Leys is a Catholic and, in the best sense, a conservative. It suits me now to read thoughtful, pious books that are nevertheless not dogmatic. When Leys is upset, as he is by Christopher Hitchens’s attacks on Mother Teresa, his indignation is personal, not propagandistic. As a born non-believer (as I have long understood myself to be), I naturally have no interest in spreading my lack of spiritual inclination; I wish only to be left alone. That granted, I’m happy to attend to religious meditations, so long as they’re not flamboyant. There are no actual meditations in The Hall of Uselessness, but Leys’s devoutness is palpable, and not at all disagreeable.

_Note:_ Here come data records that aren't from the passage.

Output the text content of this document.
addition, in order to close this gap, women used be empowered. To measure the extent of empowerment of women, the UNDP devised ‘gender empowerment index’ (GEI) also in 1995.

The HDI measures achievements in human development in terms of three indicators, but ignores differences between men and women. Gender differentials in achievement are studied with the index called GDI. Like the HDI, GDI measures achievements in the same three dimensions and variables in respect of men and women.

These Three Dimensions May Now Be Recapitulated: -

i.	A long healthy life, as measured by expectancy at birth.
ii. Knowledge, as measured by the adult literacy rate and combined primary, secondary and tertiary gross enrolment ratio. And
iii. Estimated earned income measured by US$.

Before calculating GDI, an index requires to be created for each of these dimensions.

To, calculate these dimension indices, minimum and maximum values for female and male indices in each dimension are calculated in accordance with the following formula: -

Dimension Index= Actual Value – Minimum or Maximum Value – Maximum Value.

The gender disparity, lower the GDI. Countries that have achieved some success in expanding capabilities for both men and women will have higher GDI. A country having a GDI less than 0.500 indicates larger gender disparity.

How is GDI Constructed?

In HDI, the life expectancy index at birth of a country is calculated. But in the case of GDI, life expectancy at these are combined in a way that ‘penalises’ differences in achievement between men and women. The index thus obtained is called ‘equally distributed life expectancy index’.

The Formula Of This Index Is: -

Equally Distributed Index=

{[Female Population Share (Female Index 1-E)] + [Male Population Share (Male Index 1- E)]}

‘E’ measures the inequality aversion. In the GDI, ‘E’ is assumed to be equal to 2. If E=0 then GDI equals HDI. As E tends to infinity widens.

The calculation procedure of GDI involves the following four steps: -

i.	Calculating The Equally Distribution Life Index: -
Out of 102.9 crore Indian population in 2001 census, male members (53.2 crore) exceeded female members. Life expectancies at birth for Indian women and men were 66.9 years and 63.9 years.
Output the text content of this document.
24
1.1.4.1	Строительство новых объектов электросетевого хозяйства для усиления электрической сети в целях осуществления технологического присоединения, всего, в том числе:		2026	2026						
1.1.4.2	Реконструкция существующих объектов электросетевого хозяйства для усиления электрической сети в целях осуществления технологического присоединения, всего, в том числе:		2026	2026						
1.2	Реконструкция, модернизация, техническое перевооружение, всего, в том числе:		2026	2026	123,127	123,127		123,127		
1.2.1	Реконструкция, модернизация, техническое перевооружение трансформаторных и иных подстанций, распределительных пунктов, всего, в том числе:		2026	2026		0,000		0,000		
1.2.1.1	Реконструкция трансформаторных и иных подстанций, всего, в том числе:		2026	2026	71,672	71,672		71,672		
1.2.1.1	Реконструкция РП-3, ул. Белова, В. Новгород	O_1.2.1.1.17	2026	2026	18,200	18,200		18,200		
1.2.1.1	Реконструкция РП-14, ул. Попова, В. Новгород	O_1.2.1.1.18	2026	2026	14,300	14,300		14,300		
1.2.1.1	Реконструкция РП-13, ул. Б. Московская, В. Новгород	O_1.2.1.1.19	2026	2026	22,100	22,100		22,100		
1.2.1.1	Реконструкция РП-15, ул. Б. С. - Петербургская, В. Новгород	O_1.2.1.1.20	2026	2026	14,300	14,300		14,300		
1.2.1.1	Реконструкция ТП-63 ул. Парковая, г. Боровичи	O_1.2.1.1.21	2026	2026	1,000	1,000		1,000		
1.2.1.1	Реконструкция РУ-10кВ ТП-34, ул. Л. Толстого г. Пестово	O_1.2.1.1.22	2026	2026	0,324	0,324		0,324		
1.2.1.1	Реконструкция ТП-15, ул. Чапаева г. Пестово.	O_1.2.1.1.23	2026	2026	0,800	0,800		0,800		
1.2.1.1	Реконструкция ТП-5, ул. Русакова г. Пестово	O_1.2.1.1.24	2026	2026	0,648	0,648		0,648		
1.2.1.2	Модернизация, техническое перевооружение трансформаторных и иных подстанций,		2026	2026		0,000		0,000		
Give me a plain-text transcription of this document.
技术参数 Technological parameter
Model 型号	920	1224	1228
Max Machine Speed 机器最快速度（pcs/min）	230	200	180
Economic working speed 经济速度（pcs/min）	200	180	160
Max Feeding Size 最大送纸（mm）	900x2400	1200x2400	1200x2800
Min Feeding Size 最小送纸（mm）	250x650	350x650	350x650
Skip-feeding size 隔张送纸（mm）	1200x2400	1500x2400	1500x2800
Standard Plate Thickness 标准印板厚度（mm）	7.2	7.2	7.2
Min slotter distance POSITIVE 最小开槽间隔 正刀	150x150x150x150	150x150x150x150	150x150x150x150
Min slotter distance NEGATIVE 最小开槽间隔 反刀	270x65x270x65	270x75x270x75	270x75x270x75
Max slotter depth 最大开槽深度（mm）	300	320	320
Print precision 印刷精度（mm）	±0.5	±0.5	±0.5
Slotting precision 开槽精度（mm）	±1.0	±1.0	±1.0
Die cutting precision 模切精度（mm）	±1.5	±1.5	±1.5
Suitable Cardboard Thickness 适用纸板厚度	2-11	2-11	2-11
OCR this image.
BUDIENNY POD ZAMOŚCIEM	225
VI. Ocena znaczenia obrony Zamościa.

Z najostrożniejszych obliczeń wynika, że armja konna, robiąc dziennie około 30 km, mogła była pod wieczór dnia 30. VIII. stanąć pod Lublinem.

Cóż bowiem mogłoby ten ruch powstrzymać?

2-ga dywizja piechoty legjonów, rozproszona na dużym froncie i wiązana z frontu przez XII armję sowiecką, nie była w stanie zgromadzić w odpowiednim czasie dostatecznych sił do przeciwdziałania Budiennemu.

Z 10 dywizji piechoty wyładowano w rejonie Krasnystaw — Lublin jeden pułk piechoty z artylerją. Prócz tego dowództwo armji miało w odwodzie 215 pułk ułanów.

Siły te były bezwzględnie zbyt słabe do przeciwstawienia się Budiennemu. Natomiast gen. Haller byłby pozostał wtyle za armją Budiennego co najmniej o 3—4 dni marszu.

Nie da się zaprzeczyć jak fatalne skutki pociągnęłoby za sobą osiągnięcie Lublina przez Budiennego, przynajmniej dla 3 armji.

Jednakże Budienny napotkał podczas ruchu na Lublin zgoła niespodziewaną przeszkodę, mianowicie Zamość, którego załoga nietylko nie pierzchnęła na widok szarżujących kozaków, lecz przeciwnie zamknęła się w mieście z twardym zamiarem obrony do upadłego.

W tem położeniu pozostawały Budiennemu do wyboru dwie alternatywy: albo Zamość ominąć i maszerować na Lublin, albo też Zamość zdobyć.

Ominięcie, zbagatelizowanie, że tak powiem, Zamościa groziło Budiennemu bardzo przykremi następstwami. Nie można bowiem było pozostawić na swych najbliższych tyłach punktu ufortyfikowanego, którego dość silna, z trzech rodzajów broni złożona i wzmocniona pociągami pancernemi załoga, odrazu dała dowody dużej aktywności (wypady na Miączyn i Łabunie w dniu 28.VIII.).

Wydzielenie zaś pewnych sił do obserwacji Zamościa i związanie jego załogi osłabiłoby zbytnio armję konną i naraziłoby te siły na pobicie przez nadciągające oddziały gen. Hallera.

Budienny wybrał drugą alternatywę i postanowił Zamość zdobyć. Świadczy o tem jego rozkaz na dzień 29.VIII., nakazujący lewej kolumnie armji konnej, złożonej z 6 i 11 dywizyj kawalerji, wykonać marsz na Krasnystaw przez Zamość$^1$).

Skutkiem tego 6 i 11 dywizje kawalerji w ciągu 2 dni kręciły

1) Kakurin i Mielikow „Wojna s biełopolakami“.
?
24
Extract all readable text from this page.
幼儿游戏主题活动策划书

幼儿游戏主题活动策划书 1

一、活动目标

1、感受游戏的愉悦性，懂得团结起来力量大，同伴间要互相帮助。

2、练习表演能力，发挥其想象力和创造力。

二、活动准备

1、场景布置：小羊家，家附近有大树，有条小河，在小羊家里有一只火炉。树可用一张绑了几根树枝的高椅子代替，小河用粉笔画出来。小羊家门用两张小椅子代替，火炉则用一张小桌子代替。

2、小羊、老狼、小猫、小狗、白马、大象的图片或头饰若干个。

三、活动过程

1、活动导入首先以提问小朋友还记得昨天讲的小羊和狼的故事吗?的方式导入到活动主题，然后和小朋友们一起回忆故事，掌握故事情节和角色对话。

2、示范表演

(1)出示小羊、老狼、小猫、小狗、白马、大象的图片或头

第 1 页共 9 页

This interest in conservatism — which ought not to be taken as the sign of a political drift to the right; for the right would be my natural home, if it were possible to be an American conservative since Nixon’s Southern Strategy and Reagan’s Personal Responsibility (with its odious long tail of “deregulation” — has brought me to the point of wanting to learn more about Friedrich Hayek, who is such a (misunderstood?) totem of market fundamentalists. I’ve got two good books, in addition to The Road to Serfd0m, in my pile at home. One, which I’ve so far found very intriguing, is Angus Burgin’s The Great Persuasion: Reinventing Free Markets Since the Depression.  (The other is Nicholas Wapshott’s Keynes Hayek.) I’m wondering what Hayek would have made of the big Sunday Times story about the cartelization of orthopedic implants, by Elisabeth Rosenthal. As I’m on vacation, I’m not going to say more about that now than to toot my own horn: back when the Clinton’s were working everyone into a frenzy about health insurance, I wondered why they didn’t begin with an attempt to rationalize health costs, which are still, as Rosenthal’s story makes clear, capricious and quite contrary to the spirit of American law. Toot!

Gotham Diary:
So far, —
5 August 2013

Monday, August 5th, 2013

There used to be a police station where the grey structure to the right stands now. The station itself has been set up in the trailer at the rear, where the ferry terminal used to be. (What the closer building is used for, I’ve no idea.) Aside from the missing terminal, however, we have seen very little in the way of Superstorm Sandy damage here in Ocean Beach; everything seems much as it was. But we haven’t yet gone for a walk to the beach, where we understood that the damage was pretty severe.

***

We love our house. It’s on the bay — one in from the water, if you want to get technical, but the deck has an unimpeded view of, among other things, the Suffolk County Courthouse over in Islip. I’m looking forward to some spectacular sunsets.

The minute we stepped inside the house, we put the city completely behind us. It took the walk from the realtor’s to the house to do the job. The wagon was a bit rusty, and of course, being us, we’d overloaded it. I thought we’d never make it. And then we weren’t immediately sure which house it was. But the key fit in the lock — our first key, but also our first agency rental — and we have made ourselves at home. I’m about to go to the market, f/k/a Whitney’s, now called The Pantry. I’m buying only frivolous things; Kathleen and I agreed that, since we’d be out for seven days (and six nights), I wouldn’t lug my kitchen essentials. But I think I’ll boil a dozen eggs for snacks.

Nice to be online, too. We weren’t sure about that.